A partire dal luglio 2016 si voterà (solo alla Camera, in attesa della distruzione riforma del Senato) con un sistema elettorale che consegna un premio di maggioranza pazzesco al partito che supera il 40% al primo turno o al ballottaggio, e contemporaneamente frantuma l'opposizione in una miriade di gruppuscoli in dissenso tra loro, a causa della bassa soglia di sbarramento (3%). L'obiettivo dichiarato era garantire la governabilità e da questo punto di vista il successo sembra innegabile.

La nuova legge elettorale continua il percorso iniziato con la legge Delrio, che terminerà con la riforma del Senato. Percorso che ha un comune denominatore: la marginalizzazione degli elettori.

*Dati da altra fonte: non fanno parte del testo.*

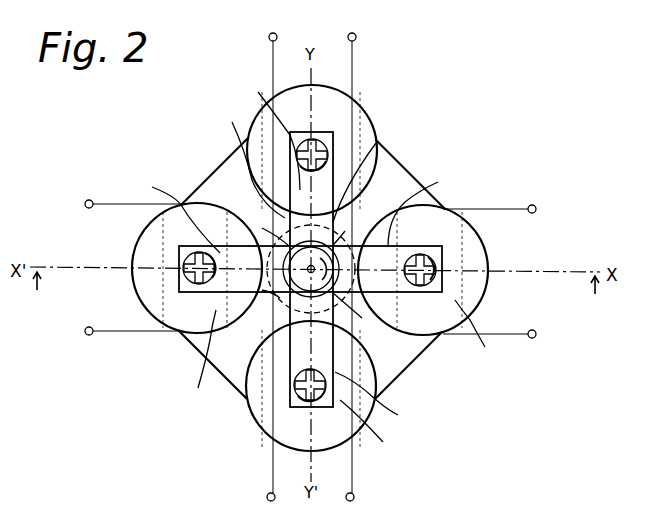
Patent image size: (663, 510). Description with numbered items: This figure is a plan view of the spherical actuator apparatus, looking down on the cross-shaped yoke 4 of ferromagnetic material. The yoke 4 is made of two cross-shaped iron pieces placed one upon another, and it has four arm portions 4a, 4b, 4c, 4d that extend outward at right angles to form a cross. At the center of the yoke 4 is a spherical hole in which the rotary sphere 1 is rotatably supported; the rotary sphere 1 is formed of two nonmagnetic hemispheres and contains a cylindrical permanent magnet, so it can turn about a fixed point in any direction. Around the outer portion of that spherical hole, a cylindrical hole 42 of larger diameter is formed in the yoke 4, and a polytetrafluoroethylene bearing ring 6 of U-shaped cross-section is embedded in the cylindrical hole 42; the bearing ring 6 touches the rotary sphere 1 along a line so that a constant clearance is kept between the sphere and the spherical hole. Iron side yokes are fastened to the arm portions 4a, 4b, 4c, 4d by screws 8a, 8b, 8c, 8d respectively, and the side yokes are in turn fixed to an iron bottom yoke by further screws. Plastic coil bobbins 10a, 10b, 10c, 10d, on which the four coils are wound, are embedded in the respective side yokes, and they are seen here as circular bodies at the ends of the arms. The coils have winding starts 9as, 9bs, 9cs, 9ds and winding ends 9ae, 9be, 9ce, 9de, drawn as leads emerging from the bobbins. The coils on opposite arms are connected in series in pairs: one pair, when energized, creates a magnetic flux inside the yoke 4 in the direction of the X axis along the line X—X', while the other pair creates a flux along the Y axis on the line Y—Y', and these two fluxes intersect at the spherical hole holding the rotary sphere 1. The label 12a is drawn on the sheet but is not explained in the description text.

In un tripudio di enti rappresentativi di secondo livello, primarie surrogate e capilista bloccati l'obiettivo dichiarato dal lungo serpente governativo Monti-Letta-Renzi - il taglio degli apparati burocratici e relative spese - viene clamorosamente fallito, mentre viene centrato in pieno l'obiettivo non dichiarato: il restringimento del perimetro decisionale dell'elettorato. Perchè a sparire non sono state le Province, ma il diritto di voto per eleggere i rappresentanti provinciali; così come non sarà il Senato, ma il diritto di voto per eleggere i senatori.

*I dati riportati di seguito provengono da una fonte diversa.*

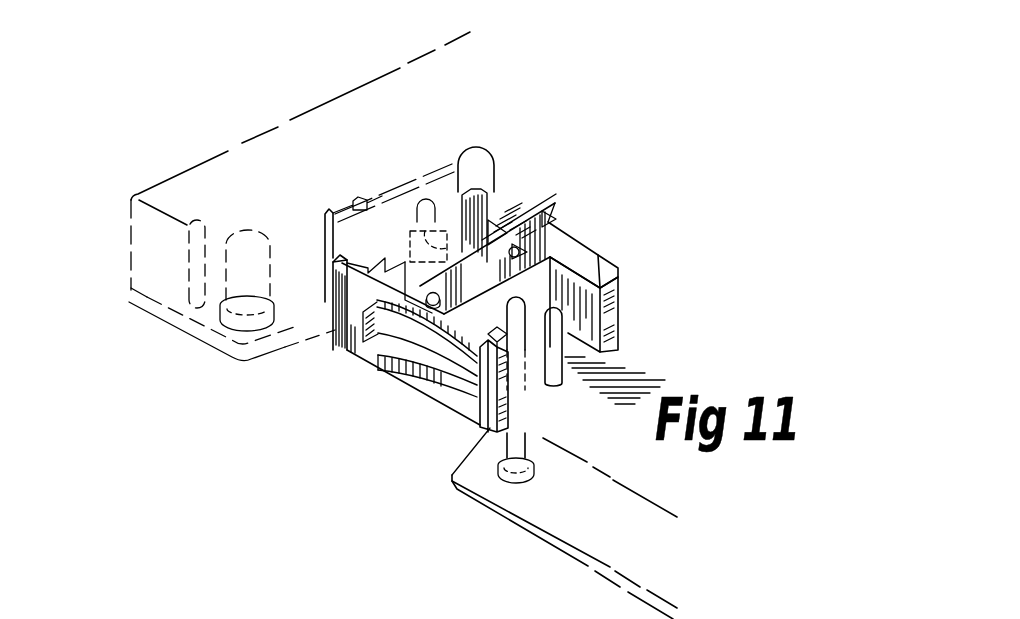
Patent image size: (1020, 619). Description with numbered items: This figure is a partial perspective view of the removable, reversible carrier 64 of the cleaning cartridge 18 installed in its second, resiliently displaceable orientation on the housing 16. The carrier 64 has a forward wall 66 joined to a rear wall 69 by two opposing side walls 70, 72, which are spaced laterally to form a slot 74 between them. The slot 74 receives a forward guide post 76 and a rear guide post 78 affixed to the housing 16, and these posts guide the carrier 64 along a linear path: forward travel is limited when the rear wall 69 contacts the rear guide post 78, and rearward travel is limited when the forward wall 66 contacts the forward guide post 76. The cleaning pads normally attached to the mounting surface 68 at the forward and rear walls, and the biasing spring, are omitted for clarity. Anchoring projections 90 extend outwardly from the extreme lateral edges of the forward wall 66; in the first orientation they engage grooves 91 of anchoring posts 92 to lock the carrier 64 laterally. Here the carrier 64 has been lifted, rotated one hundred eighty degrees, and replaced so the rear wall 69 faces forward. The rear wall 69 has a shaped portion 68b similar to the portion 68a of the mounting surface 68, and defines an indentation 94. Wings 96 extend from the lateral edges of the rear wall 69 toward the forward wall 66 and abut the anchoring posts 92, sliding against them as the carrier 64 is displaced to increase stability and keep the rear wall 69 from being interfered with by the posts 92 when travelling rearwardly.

The housing 16 is at (482, 494).
The cartridge 18 is at (305, 90).
The carrier 64 is at (572, 162).
The forward wall 66 is at (513, 246).
The mounting surface 68 is at (628, 272).
The shaped portion of mounting surface 68a is at (578, 248).
The shaped portion of rear wall 68b is at (412, 420).
The rear wall 69 is at (366, 310).
The side wall 70 is at (588, 250).
The side wall 72 is at (480, 255).
The slot 74 is at (472, 284).
The forward guide post 76 is at (432, 297).
The rear guide post 78 is at (530, 216).
The anchoring projections 90 is at (482, 281).
The grooves 91 is at (341, 256).
The anchoring posts 92 is at (338, 325).
The indentation 94 is at (358, 356).
The wings 96 is at (381, 263).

Il governo, egemonizzato da un partito che si autodefinisce Democratico (con tanto di D maiuscola) ribadisce così la propria visione aziendalistica dello Stato, dove i processi decisionali più sensibili sono messi "al riparo dal processo elettorale" (per dirla con le parole di un tecnico) e gli elettori vengono chiamati in causa più che altro per salvare le apparenze di legittimità. D'altra parte in società sempre più caratterizzate dal dominio di grandi gruppi privati sovranazionali pronti a fare business di ogni ambito della vita sociale, dalla sanità alla scuola, dalla gestione del territorio al controllo della moneta corrente, la cosa pubblica deve necessariamente farsi da parte e con essa le prerogative di selezione e controllo dei suoi titolari, i cittadini.

Questo processo non è un'invenzione di Renzi ma uno dei cardini stessi della costruzione europea, che infatti riserva all'unico organo elettivo, il Parlamento, poteri ampiamente minori sia rispetto al Consiglio che alla Commissione europea. Da questo punto di vista quindi l'Italia, da bravo Vicereame, si sta allineando alla forma istituzionale voluta dal Sovrano a costo di forzature alla stessa Costituzione, pensata per indicare una direzione completamente diversa da quella presa dalla Nazione almeno dall'inizio degli anni '80.

D'altra parte le Costituzioni non vanno più di moda, tant'è che l'Unione Europea è sopravvissuta tranquillamente alla stroncatura della propria.